2. Pengangguran

8.6K 1.2K 68
                                    

Dug dug dug!

"Banguuuunnn anak gadiiissss! Udah setengah sembilan ini, Tishaaaaaaa. Malu sama ayam tuh, udah pada kenyang lagi dari subuh cari makan. Kamu masih ileran aja di atas bantal. BANGUUUNNNNN!"

YES, YES! BETUL SYEKALI SODARA - SODARA SETANAH AIR. Itulah suara super mama yang kalau aja aku enggak tahu bahwa Surga di bawah telapak kaki ibu, yang mana kutahu dari lagunya Dhea Ananda, udah pasti aku kirim ke Mars itu ibu - ibu di balik pintu kamar yang sekarang bergetar akibat gedoran dahsyatnya.

"Udah banguuunnn, Maaaaahhhhh." Sahutku, enggak kalah keras.

"YA KALAU UDAH BANGUN, BERESIN KAMAR, MANDI, TERUS BANTUIN MAMA DI DAPUR. JANGAN NGEDEKAM AJA DI DALAM. KAMU ENGGAK LAGI DIPINGIT, CALON SUAMI AJA ENGGAK PUNYA, GIMANA MAU DIPINGIT!" Jawaban mama nan sengit itu justru memunculkan tandukku.

Aku segera melesat membuka pintu dan berhadapan dengan ibu - ibu gemuk berdaster biru yang udah pudar pakai roll rambut yang sayangnya enggak akan pernah keriting tapi sering maksa ngeroll biar kayak ibu - ibu jaman now katanya.

"Enggak usah bawa - bawa status, berapa duit?" Aku memicingkan mata pada mama, yang dibalas dengan sehelai topo kotak - kotak untuk mengelap pipiku.

"Iler dulu elap, baru nantangin! Cepetan mandi! Kebiasaan baru kamu tuh, kelamaan nganggur jadi males!" Setelah sembarangan mengusap pipiku dengan topo dapur, ibu - ibu gendut itu berbalik dan kembali ke singgasananya yaitu dapur sebelum aku sempat teriak.

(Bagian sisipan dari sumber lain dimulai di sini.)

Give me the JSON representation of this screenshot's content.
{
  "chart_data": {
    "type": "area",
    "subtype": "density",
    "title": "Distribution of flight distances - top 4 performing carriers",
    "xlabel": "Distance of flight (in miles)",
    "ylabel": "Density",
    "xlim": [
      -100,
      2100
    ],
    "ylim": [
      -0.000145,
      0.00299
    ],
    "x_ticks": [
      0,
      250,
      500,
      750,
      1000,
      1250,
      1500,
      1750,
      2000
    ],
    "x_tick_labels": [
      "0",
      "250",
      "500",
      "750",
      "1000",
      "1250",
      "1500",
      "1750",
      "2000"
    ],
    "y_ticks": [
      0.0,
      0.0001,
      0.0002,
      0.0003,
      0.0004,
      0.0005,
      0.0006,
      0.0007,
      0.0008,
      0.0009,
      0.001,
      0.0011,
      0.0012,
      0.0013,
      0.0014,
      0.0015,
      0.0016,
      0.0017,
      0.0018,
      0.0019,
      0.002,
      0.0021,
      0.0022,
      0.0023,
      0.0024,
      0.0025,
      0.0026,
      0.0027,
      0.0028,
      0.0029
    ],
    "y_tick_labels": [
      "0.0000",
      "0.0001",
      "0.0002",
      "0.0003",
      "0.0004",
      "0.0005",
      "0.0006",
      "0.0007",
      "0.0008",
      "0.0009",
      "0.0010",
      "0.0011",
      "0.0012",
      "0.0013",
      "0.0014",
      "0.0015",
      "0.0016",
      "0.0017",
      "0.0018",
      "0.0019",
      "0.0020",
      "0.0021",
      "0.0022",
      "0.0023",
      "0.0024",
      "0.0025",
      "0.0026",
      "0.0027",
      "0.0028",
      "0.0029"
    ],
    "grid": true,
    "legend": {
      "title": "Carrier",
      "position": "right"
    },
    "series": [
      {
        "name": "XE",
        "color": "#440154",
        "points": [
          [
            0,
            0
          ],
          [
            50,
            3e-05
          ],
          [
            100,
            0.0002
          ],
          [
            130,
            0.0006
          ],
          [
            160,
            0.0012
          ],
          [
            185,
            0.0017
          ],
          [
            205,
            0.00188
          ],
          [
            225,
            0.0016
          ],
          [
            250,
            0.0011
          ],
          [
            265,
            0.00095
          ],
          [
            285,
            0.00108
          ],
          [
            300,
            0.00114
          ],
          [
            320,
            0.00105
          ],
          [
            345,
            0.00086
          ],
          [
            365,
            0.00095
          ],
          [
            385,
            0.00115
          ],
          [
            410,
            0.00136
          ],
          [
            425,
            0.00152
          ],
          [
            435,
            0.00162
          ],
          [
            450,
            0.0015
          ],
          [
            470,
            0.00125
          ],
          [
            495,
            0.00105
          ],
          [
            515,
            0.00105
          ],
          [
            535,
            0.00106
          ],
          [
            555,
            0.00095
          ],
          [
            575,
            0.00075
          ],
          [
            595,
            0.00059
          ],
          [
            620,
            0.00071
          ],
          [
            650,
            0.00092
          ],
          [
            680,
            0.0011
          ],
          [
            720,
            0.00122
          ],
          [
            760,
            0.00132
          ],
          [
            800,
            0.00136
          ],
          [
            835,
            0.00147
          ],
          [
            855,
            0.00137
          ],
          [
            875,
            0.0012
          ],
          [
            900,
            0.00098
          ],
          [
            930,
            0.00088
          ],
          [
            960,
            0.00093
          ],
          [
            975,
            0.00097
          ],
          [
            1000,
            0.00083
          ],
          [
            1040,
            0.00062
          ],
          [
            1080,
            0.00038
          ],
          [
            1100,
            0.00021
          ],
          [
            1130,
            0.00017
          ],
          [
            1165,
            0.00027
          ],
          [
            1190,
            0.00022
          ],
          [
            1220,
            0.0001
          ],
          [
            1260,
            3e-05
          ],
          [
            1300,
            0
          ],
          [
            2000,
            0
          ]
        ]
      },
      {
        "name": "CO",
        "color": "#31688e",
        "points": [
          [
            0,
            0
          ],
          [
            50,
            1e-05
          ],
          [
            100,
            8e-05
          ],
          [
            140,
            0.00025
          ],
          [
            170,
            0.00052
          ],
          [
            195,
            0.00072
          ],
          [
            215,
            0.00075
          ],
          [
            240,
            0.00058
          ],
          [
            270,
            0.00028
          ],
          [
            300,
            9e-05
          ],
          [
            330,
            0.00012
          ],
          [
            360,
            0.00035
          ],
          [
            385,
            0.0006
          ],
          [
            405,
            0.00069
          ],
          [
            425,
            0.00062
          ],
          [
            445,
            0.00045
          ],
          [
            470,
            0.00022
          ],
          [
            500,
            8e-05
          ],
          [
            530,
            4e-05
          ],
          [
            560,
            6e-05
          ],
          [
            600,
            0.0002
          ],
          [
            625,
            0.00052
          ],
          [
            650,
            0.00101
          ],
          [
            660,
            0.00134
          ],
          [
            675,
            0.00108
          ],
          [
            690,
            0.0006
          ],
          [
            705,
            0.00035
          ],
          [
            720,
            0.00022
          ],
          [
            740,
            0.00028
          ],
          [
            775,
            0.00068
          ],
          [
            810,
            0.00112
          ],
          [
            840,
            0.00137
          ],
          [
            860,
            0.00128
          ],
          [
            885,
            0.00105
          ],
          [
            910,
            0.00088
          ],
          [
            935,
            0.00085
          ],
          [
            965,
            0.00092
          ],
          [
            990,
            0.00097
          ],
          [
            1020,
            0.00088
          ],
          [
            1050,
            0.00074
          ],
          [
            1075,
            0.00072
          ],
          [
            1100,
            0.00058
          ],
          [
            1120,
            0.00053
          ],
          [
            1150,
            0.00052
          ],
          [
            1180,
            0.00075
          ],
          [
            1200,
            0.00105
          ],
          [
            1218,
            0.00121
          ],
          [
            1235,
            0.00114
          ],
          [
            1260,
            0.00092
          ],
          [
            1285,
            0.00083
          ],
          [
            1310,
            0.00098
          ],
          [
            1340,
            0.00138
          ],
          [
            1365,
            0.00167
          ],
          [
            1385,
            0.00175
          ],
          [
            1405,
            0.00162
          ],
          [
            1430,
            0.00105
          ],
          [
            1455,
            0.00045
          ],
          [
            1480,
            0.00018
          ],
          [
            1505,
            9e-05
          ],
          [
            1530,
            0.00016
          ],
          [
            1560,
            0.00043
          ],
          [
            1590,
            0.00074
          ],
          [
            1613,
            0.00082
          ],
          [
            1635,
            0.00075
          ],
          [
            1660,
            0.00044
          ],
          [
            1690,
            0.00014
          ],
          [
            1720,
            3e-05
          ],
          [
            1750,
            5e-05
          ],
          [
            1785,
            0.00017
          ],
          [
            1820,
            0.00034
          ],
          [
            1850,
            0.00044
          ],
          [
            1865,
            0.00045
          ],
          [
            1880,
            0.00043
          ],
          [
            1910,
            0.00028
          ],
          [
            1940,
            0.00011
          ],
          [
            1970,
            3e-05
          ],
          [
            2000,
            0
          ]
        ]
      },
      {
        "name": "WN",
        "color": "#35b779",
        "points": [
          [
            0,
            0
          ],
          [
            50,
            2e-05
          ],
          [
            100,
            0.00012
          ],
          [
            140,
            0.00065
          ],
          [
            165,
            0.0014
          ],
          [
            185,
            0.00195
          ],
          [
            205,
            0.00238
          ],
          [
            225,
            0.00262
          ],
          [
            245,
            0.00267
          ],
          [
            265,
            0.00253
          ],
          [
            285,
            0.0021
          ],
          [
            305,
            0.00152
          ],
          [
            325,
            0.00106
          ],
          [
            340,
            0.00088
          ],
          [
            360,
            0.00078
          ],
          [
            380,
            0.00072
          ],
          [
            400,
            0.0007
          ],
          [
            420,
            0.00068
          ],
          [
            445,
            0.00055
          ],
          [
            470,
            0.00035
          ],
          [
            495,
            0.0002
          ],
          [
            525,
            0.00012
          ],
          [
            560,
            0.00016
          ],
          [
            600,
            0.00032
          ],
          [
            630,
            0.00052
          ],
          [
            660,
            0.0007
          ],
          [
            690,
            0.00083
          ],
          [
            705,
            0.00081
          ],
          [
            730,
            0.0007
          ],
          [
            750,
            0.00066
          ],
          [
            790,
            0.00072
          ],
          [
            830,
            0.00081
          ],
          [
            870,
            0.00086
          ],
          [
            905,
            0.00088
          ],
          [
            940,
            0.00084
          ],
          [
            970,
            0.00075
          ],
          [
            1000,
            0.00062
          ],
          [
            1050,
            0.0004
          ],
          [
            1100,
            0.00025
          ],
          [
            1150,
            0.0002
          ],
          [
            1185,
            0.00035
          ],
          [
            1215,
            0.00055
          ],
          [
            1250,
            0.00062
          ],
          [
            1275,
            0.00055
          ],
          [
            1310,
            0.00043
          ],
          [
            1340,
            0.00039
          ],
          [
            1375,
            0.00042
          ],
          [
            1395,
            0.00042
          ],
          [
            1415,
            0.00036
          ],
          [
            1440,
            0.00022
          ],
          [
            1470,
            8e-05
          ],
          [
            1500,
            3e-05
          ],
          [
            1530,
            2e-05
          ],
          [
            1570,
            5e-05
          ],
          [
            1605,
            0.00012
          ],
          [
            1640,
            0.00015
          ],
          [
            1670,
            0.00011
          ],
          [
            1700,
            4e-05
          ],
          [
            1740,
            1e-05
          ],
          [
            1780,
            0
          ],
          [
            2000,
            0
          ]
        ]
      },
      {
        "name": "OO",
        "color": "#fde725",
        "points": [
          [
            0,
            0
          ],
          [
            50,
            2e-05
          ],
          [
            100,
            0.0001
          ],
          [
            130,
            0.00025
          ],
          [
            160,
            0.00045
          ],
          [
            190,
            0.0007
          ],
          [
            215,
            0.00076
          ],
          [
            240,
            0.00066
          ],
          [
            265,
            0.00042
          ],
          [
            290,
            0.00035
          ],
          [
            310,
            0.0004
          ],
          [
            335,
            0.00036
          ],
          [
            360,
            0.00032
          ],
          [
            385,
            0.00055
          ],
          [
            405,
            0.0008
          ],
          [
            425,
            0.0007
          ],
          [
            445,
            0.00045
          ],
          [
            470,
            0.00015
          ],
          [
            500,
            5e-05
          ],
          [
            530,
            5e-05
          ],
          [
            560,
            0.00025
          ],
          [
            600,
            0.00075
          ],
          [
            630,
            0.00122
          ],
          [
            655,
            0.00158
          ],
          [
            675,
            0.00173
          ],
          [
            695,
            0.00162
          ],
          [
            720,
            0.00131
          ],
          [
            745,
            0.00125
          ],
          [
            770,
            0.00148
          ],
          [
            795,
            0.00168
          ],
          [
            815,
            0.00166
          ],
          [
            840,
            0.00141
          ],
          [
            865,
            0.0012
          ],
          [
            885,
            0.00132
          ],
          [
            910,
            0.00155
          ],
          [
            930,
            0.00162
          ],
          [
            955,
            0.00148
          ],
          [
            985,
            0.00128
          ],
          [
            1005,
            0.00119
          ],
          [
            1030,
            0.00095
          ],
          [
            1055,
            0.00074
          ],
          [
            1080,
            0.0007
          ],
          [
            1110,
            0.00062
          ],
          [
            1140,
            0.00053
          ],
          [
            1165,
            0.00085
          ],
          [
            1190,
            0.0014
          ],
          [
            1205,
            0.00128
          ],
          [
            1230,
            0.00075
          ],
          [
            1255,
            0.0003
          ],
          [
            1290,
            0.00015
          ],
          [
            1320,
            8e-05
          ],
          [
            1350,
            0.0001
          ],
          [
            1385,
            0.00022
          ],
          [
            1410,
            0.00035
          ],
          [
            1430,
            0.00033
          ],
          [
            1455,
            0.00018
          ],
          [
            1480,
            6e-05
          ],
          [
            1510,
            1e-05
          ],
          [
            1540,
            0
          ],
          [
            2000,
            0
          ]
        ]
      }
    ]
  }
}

"IH MAMA, TOPO-NYA BAU AMIIIISSS!"

"Bau-an iler kamu!" Jawab mama tanpa mengindahkan protesku.

Membuatku geram dan menutup pintu untuk kembali bergelung dalam selimut dan menikmati pelukan Bang Johnny Depp dalam mimpi, tapi teriakan mama membatalkan kepalaku yang hendak mendarat di atas bantal.

"AWAS YA KALAU TIDUR LAGI, MAMA SIRAM PAKE AIR ES!"

"IIIISSSSSSHH!"

Dengan sangat terpaksa aku segera merapikan tempat tidur dan bergegas mandi, sebelum mama dan teriakannya mengintervensi pagiku yang seharusnya indah.

Ini tuh nikmatnya menganggur, bangun siang sesuka hati tanpa harus pusing dengan arus macet Ibukota pagi hari. Tapi kalau mamanya ibu Teti Suhartati kayak mamaku, enggak ada itu yang namanya pagi malas, hari Minggu tanpa mandi dan segala kenikmatan pengangguran seperti aku ini.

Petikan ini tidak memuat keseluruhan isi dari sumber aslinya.